Qu’est-ce que le prédicat, cette notion de grammaire "inutilement complexe" que le ministre de l'Education veut rayer des programmes ?

ÉCOLE - Au début de l'année, la notion grammaticale de "prédicat", intégrée dans les programmes scolaires à la rentrée 2016, avait suscité de vives réactions de parents d'élèves et professeurs. Le ministre de l'Education, Jean-Michel Blanquer, s'apprête à clore la polémique : il veut la supprimer.

C'est un changement dans la grammaire française qui était d'abord passé inaperçu à la rentrée 2016, avant de susciter une vive polémique quelques mois plus tard : l'enseignement de la notion de "prédicat" à partir du CM1. Cette réforme visait à permettre aux écoliers d'analyser une phrase plus rapidement. Prenons, comme le JT de TF1 l'avait fait en janvier pour le reportage en tête de cet article,  la phrase "Adèle aime les roses blanches", dans laquelle "Adèle" est le sujet, "aime" le verbe et "les roses blanches" le complément d'objet direct. Désormais, "Adèle" demeurait le sujet mais tout le reste ("aime les roses blanches) devenait aussi le prédicat, à savoir ce qui est dit du sujet.

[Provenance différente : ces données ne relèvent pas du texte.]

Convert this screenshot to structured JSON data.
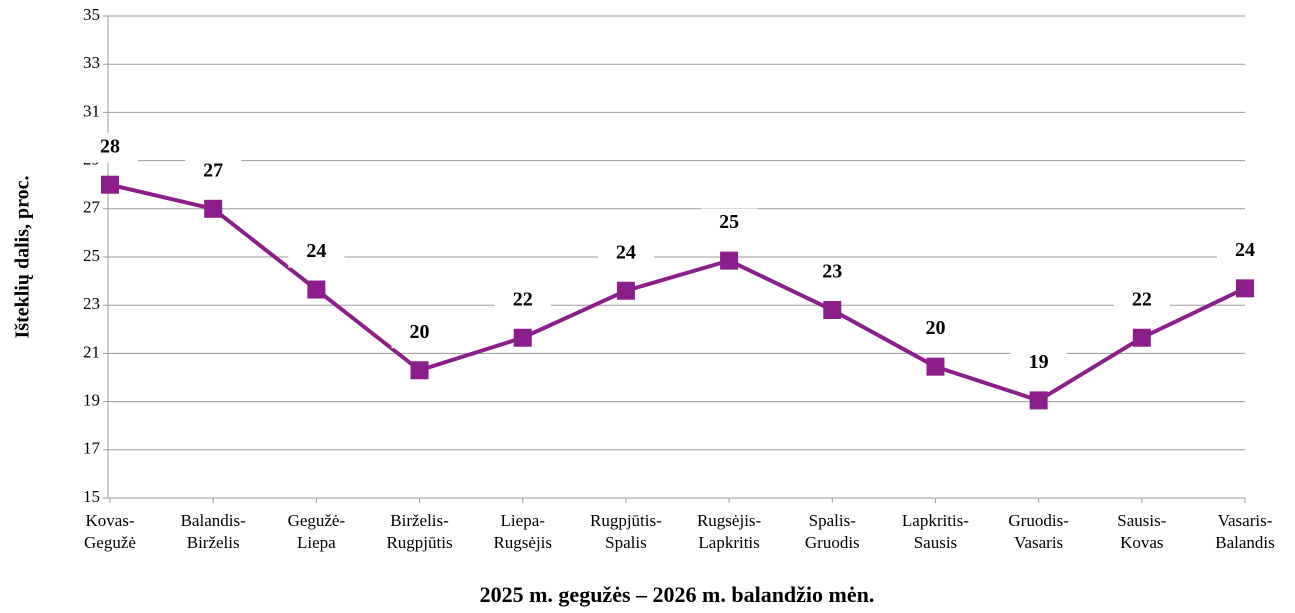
{
  "chart_data": {
    "type": "line",
    "y_label": "Išteklių dalis, proc.",
    "x_label": "2025 m. gegužės – 2026 m. balandžio mėn.",
    "categories": [
      [
        "Kovas-",
        "Gegužė"
      ],
      [
        "Balandis-",
        "Birželis"
      ],
      [
        "Gegužė-",
        "Liepa"
      ],
      [
        "Birželis-",
        "Rugpjūtis"
      ],
      [
        "Liepa-",
        "Rugsėjis"
      ],
      [
        "Rugpjūtis-",
        "Spalis"
      ],
      [
        "Rugsėjis-",
        "Lapkritis"
      ],
      [
        "Spalis-",
        "Gruodis"
      ],
      [
        "Lapkritis-",
        "Sausis"
      ],
      [
        "Gruodis-",
        "Vasaris"
      ],
      [
        "Sausis-",
        "Kovas"
      ],
      [
        "Vasaris-",
        "Balandis"
      ]
    ],
    "values": [
      28.0,
      27.0,
      23.65,
      20.3,
      21.65,
      23.6,
      24.85,
      22.8,
      20.45,
      19.05,
      21.65,
      23.7
    ],
    "value_labels": [
      "28",
      "27",
      "24",
      "20",
      "22",
      "24",
      "25",
      "23",
      "20",
      "19",
      "22",
      "24"
    ],
    "color": "#8b1e8b",
    "ylim": [
      15,
      35
    ],
    "yticks": [
      15,
      17,
      19,
      21,
      23,
      25,
      27,
      29,
      31,
      33,
      35
    ],
    "grid": true
  }
}
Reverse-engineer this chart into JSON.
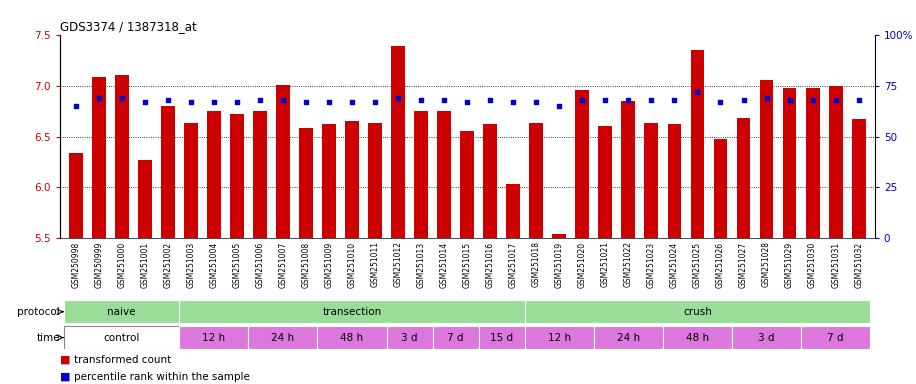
{
  "title": "GDS3374 / 1387318_at",
  "samples": [
    "GSM250998",
    "GSM250999",
    "GSM251000",
    "GSM251001",
    "GSM251002",
    "GSM251003",
    "GSM251004",
    "GSM251005",
    "GSM251006",
    "GSM251007",
    "GSM251008",
    "GSM251009",
    "GSM251010",
    "GSM251011",
    "GSM251012",
    "GSM251013",
    "GSM251014",
    "GSM251015",
    "GSM251016",
    "GSM251017",
    "GSM251018",
    "GSM251019",
    "GSM251020",
    "GSM251021",
    "GSM251022",
    "GSM251023",
    "GSM251024",
    "GSM251025",
    "GSM251026",
    "GSM251027",
    "GSM251028",
    "GSM251029",
    "GSM251030",
    "GSM251031",
    "GSM251032"
  ],
  "bar_values": [
    6.34,
    7.08,
    7.1,
    6.27,
    6.8,
    6.63,
    6.75,
    6.72,
    6.75,
    7.01,
    6.58,
    6.62,
    6.65,
    6.63,
    7.39,
    6.75,
    6.75,
    6.55,
    6.62,
    6.03,
    6.63,
    5.54,
    6.96,
    6.6,
    6.85,
    6.63,
    6.62,
    7.35,
    6.48,
    6.68,
    7.05,
    6.98,
    6.98,
    7.0,
    6.67
  ],
  "percentile_values": [
    65,
    69,
    69,
    67,
    68,
    67,
    67,
    67,
    68,
    68,
    67,
    67,
    67,
    67,
    69,
    68,
    68,
    67,
    68,
    67,
    67,
    65,
    68,
    68,
    68,
    68,
    68,
    72,
    67,
    68,
    69,
    68,
    68,
    68,
    68
  ],
  "ylim_left": [
    5.5,
    7.5
  ],
  "ylim_right": [
    0,
    100
  ],
  "yticks_left": [
    5.5,
    6.0,
    6.5,
    7.0,
    7.5
  ],
  "yticks_right": [
    0,
    25,
    50,
    75,
    100
  ],
  "bar_color": "#cc0000",
  "dot_color": "#0000cc",
  "bar_bottom": 5.5,
  "bg_color": "#ffffff",
  "axis_label_color_left": "#cc0000",
  "axis_label_color_right": "#0000cc",
  "proto_defs": [
    {
      "label": "naive",
      "start": 0,
      "end": 4,
      "color": "#99dd99"
    },
    {
      "label": "transection",
      "start": 5,
      "end": 19,
      "color": "#99dd99"
    },
    {
      "label": "crush",
      "start": 20,
      "end": 34,
      "color": "#99dd99"
    }
  ],
  "time_defs": [
    {
      "label": "control",
      "start": 0,
      "end": 4,
      "color": "#ffffff"
    },
    {
      "label": "12 h",
      "start": 5,
      "end": 7,
      "color": "#dd77dd"
    },
    {
      "label": "24 h",
      "start": 8,
      "end": 10,
      "color": "#dd77dd"
    },
    {
      "label": "48 h",
      "start": 11,
      "end": 13,
      "color": "#dd77dd"
    },
    {
      "label": "3 d",
      "start": 14,
      "end": 15,
      "color": "#dd77dd"
    },
    {
      "label": "7 d",
      "start": 16,
      "end": 17,
      "color": "#dd77dd"
    },
    {
      "label": "15 d",
      "start": 18,
      "end": 19,
      "color": "#dd77dd"
    },
    {
      "label": "12 h",
      "start": 20,
      "end": 22,
      "color": "#dd77dd"
    },
    {
      "label": "24 h",
      "start": 23,
      "end": 25,
      "color": "#dd77dd"
    },
    {
      "label": "48 h",
      "start": 26,
      "end": 28,
      "color": "#dd77dd"
    },
    {
      "label": "3 d",
      "start": 29,
      "end": 31,
      "color": "#dd77dd"
    },
    {
      "label": "7 d",
      "start": 32,
      "end": 34,
      "color": "#dd77dd"
    }
  ]
}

De quoi dérouter une partie des professeurs et des parents ayant appris la grammaire avec d'autres termes. En janvier 2017, alors que les réseaux sociaux puis plusieurs journaux s'étaient fait l'écho d'une supposée disparition des traditionnels COD et COI (compléments d'objets directs et indirects), accusée de mettre en péril l'apprentissage de l'accord du participe passé, les défenseurs de cette nouvelle notion grammaticale insistaient : le prédicat ne faisait pas disparaître les compléments d'objet directs et indirects. Le ministre de l'Education, Jean-Michel Blanquer, s'apprête à clôre la polémique : dans une interview à L'Express, il indique que cette "notion inutilement complexe" a vocation à disparaître. Objectif : permettre aux enfants d'avoir "une vision simple et efficace de ce qu'est un complément d'objet direct ou un complément d'objet indirect".

Mauvaise idée ?

Le prédicat a déjà été enseigné mais a disparu des programmes pendant des années. Son grand retour était une très mauvaise idée pour certains experts. Alain Bentolila, professeur de linguistique à l'Université de Paris 5, faisait ainsi valoir en janvier que cela empêche les écoliers  "de comprendre comment une phrase marche." Le Snalc, syndicat d'enseignants minoritaire au langage habituellement châtié, avait de son côté dénoncé "l'imbécillité de l'introduction de cette notion universitaire dans des programmes scolaires".


Et si le prédicat fait actuellement partie du programme, dans les salles de classe, la plupart des enseignants ne l'utilisent pas.